In a 2018 interview, Vairamuthu recalled that after he had completed most of the lyrics for "Margazhi Poove", Rahman asked him to write additional lyrics for "a short tune that plays between the BGM". Vairamuthu initially considered the task impossible, but did so at Rahman's insistence, writing an abbreviated set of lyrics for the scene.
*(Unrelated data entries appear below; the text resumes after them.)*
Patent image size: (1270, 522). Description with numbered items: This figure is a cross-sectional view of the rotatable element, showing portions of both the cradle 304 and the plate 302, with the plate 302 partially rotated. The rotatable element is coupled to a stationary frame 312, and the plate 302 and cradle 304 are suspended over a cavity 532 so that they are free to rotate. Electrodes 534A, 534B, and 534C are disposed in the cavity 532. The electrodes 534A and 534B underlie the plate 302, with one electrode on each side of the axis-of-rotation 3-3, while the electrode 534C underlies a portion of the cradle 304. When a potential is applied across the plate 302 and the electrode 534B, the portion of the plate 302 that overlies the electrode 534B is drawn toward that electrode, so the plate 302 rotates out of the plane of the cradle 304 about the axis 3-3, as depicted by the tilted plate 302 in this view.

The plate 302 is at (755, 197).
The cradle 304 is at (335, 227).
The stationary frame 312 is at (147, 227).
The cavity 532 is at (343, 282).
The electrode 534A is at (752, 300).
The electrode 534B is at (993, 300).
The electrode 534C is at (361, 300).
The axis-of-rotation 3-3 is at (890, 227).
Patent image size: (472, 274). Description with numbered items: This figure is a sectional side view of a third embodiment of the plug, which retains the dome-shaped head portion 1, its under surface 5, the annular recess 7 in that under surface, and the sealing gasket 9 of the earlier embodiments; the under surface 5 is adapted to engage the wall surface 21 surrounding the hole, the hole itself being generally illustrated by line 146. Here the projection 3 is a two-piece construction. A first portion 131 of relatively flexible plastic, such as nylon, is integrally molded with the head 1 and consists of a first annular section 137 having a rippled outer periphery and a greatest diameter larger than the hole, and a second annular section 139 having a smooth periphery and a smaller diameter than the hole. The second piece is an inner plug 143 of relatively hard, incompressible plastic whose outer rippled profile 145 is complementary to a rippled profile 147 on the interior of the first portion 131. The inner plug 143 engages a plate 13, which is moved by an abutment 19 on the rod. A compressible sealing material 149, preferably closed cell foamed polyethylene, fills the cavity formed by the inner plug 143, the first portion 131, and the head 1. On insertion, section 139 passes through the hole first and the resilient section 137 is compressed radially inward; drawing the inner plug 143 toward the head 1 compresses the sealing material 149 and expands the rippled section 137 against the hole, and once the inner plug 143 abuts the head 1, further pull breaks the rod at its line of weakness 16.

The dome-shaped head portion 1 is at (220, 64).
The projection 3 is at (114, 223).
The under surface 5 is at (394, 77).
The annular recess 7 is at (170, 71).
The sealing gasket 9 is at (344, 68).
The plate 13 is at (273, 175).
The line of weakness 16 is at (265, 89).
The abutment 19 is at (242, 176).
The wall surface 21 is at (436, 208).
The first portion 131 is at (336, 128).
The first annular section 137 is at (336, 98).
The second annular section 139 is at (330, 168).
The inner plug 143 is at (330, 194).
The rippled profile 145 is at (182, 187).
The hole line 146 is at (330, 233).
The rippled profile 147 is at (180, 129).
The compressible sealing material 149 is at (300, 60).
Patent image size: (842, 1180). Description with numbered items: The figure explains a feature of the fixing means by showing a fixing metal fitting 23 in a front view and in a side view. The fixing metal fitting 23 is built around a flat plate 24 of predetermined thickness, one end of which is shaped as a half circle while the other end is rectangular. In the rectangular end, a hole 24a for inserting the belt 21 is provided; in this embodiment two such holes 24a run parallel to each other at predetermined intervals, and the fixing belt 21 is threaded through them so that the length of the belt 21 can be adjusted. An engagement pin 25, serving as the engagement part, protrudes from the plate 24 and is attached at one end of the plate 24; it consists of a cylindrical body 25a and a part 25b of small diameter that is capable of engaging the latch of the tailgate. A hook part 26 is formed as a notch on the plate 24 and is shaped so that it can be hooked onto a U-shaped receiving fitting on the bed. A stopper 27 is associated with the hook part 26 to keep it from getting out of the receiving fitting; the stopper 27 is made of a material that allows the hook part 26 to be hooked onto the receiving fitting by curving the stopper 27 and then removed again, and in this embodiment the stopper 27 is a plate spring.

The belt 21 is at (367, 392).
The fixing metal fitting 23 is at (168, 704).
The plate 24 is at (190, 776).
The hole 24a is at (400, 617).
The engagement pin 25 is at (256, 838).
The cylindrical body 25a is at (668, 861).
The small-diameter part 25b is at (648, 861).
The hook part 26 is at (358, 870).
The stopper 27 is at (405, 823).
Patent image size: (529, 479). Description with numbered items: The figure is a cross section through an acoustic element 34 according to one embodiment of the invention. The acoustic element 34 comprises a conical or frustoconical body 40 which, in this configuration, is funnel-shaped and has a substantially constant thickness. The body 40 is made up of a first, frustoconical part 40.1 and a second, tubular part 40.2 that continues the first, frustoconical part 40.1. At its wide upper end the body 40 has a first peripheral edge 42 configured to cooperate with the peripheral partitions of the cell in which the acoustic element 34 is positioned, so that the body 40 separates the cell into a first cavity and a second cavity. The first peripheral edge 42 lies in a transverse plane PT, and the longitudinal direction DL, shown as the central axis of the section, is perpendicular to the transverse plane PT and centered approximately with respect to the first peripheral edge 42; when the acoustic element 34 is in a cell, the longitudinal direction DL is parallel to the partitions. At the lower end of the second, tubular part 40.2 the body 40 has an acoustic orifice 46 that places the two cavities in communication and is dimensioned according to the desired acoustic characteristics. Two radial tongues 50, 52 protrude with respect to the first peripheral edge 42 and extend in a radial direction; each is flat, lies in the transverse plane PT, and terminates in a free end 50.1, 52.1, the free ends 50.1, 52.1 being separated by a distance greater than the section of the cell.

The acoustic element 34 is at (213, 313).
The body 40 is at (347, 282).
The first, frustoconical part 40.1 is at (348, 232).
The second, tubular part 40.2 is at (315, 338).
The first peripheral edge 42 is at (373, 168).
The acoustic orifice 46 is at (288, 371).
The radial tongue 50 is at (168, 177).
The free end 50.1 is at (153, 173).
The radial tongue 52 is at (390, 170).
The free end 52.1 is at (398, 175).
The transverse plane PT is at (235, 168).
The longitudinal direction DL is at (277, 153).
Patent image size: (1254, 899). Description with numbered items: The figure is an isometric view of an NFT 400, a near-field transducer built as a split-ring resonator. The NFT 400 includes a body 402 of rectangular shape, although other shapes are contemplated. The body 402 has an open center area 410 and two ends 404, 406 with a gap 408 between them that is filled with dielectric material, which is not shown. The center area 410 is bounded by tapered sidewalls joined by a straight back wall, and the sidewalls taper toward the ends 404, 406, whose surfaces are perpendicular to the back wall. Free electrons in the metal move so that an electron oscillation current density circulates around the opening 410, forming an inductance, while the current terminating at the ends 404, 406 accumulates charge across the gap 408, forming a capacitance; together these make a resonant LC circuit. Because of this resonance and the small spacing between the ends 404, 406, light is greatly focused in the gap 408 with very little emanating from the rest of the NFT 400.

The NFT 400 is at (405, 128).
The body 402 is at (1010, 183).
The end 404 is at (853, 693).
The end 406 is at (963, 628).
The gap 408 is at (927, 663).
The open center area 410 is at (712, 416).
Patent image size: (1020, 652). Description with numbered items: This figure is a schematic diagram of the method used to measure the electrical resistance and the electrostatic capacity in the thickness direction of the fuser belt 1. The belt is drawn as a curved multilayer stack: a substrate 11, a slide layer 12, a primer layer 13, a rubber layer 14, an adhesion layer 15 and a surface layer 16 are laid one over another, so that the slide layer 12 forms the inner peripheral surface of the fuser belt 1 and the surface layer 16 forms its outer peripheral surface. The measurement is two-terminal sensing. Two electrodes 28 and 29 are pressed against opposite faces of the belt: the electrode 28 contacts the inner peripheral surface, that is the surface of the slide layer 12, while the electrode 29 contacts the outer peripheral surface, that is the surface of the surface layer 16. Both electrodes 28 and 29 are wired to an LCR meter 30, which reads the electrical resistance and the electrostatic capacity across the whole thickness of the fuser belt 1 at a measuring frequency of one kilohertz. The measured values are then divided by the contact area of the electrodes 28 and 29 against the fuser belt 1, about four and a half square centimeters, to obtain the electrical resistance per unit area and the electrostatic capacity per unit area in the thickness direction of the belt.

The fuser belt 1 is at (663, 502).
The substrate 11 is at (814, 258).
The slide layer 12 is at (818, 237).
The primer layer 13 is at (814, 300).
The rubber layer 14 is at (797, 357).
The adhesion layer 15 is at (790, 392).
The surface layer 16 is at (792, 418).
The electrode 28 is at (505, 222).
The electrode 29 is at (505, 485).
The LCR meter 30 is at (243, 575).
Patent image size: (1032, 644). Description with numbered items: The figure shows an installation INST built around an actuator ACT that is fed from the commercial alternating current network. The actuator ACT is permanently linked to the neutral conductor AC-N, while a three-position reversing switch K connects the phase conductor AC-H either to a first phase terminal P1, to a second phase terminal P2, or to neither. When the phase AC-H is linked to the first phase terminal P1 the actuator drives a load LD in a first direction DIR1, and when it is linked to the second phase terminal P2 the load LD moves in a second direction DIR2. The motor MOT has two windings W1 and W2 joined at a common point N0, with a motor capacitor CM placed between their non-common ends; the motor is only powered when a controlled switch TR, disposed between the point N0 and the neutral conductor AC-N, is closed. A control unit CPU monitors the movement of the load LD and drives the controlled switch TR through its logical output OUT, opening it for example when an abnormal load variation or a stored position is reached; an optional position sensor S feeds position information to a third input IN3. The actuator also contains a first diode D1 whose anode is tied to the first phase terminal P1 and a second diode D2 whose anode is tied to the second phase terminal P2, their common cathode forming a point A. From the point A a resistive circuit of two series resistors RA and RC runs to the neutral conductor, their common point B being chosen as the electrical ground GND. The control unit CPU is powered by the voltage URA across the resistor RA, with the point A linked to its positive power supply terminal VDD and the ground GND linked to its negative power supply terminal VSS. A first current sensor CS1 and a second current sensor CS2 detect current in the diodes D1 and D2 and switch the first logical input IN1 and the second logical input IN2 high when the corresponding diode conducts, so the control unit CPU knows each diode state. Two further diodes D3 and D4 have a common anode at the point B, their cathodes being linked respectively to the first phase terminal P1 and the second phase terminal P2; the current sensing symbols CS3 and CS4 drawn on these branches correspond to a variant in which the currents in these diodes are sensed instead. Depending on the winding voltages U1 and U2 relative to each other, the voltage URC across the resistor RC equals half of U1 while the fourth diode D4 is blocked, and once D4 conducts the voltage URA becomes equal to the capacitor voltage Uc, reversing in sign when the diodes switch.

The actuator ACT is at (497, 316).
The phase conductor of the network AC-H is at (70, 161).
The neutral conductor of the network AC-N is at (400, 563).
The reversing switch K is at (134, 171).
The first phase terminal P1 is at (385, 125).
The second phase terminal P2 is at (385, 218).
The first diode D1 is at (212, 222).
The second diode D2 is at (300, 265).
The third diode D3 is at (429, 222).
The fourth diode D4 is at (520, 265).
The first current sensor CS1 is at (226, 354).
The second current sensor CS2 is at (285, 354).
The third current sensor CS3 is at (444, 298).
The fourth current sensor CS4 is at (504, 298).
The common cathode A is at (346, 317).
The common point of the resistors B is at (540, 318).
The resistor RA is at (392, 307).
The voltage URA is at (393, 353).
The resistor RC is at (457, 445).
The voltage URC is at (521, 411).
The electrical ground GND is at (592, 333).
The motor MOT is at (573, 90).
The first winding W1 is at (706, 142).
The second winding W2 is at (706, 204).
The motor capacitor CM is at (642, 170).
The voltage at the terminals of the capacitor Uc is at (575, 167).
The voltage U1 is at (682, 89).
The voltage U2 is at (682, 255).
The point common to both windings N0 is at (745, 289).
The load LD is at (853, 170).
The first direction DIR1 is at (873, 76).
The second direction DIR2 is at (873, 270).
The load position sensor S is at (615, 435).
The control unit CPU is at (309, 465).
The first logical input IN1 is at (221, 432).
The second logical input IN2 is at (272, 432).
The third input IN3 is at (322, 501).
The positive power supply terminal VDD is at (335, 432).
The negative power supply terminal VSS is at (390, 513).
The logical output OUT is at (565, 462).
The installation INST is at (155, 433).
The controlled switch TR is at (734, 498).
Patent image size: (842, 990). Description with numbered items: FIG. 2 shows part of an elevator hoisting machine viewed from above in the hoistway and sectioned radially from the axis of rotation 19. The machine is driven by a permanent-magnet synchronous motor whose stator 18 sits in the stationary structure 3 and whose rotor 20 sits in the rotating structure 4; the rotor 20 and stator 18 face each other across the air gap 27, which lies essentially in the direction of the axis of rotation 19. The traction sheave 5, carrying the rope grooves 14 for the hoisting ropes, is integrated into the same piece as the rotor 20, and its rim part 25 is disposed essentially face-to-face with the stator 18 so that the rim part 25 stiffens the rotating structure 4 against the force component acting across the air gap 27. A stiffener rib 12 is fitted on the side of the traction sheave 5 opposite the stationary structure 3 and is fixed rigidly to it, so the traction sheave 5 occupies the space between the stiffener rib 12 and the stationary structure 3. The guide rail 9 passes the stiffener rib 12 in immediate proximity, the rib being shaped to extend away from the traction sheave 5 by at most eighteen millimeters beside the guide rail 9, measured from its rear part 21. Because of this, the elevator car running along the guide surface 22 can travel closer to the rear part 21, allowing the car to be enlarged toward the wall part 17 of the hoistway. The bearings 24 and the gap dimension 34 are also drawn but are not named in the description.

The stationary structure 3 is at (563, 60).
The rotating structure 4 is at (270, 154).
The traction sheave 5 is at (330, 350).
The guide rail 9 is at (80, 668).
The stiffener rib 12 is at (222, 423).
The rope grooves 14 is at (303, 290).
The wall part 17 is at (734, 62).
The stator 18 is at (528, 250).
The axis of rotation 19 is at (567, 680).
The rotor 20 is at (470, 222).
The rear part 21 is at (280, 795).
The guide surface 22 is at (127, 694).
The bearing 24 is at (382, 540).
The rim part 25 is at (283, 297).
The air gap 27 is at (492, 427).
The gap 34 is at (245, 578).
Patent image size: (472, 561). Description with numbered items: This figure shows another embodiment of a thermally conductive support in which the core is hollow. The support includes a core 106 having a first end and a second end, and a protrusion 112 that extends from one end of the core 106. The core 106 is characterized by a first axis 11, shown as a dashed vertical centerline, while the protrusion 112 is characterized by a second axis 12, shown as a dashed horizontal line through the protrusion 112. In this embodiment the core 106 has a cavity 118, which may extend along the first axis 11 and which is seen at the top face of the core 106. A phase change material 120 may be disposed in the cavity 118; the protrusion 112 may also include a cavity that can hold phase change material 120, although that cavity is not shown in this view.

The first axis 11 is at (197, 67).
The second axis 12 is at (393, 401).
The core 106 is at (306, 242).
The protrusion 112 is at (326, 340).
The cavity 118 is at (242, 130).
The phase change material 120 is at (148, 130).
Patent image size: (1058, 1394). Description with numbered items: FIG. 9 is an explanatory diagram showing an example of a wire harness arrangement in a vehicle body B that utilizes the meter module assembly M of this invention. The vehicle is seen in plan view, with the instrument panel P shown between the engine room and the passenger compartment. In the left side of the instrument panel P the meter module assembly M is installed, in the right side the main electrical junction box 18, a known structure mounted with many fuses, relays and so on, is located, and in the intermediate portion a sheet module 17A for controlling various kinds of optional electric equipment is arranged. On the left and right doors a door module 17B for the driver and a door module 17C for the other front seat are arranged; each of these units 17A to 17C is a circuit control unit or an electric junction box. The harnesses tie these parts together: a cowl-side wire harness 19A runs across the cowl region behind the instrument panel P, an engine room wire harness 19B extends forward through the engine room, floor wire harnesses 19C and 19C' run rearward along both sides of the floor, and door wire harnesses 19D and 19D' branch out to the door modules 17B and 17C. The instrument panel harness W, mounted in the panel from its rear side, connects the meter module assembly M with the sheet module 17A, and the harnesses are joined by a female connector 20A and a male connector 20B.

Rahman later re-used much of the soundtrack for May Maadham in the 2022 Hindi film Love You Hamesha.

Tamil
| No. | Title | Singer(s) | Length |
|---|---|---|---|
| 1. | "Aadi Paaru Mangaathaa" | Suneeta Rao, T. K. Kala and G. V. Prakash Kumar | 04:26 |
| 2. | "Paalakkaattu Machchaanukku" | G. V. Prakash Kumar, Noel James, A. R. Rahman (backing vocals) | 04:37 |
| 3. | "Maarghazhi Poove" | Shobha Shankar, Chorus | 06:18 |
| 4. | "En Mel Vizhundha" | P. Jayachandran, K. S. Chithra | 05:05 |
| 5. | "Madraasai Suththip paakka" | Shahul Hameed, Swarnalatha, G. V. Prakash Kumar and Manorama | 04:51 |
| 6. | "Minnalae" | S. P. Balasubrahmanyam | 05:37 |

Telugu
| No. | Title | Lyrics | Singer(s) | Length |
|---|---|---|---|---|
| 1. | "Achampeta Mangatha" | Vennelakanti | Anupama, Suneeta Rao, T. K. Kala and G. V. Prakash Kumar | 04:26 |
| 2. | "Madarasu Chuttivaste" | Ghantasala Ratnakumar | Srinivas, Swarnalatha, G. V. Prakash Kumar, Noel David, Malgudi Subha | 04:51 |
| 3. | "Maanasa Veena" | Sirivennela Seetarama Sastry | K. S. Chithra, chorus | 06:18 |
| 4. | "Edapai Jarina" | Sirivennela Seetharama Sastry | K. S. Chithra, Unnikrishnan | 05:05 |
| 5. | "Palakollu Mavayya" | Bhuvana Chandra | G. V. Prakash Kumar, Gopal Rao | 04:37 |

== Release and reception ==
May Maadham was released on 9 September 1994. Malini Mannath of The Indian Express gave the film a positive review, writing that "Despite its flaws, May Maadham is an engaging little film that is worth viewing". Thulasi of Kalki appreciated the film for P.C. Sreeram's cinematography, A.R. Rahman's music, Mohan's dialogues and the performances of the cast.

Despite the positive reviews, the film was commercially unsuccessful, and proved to be a financial setback for the movie's production company GV Films, which had earlier produced back-to-back box office successes in Anjali and Thalapathi.

In 1998, the film was dubbed in Telugu under the title Hrudayanjali. Prior to the film's release, the film's soundtrack was well received.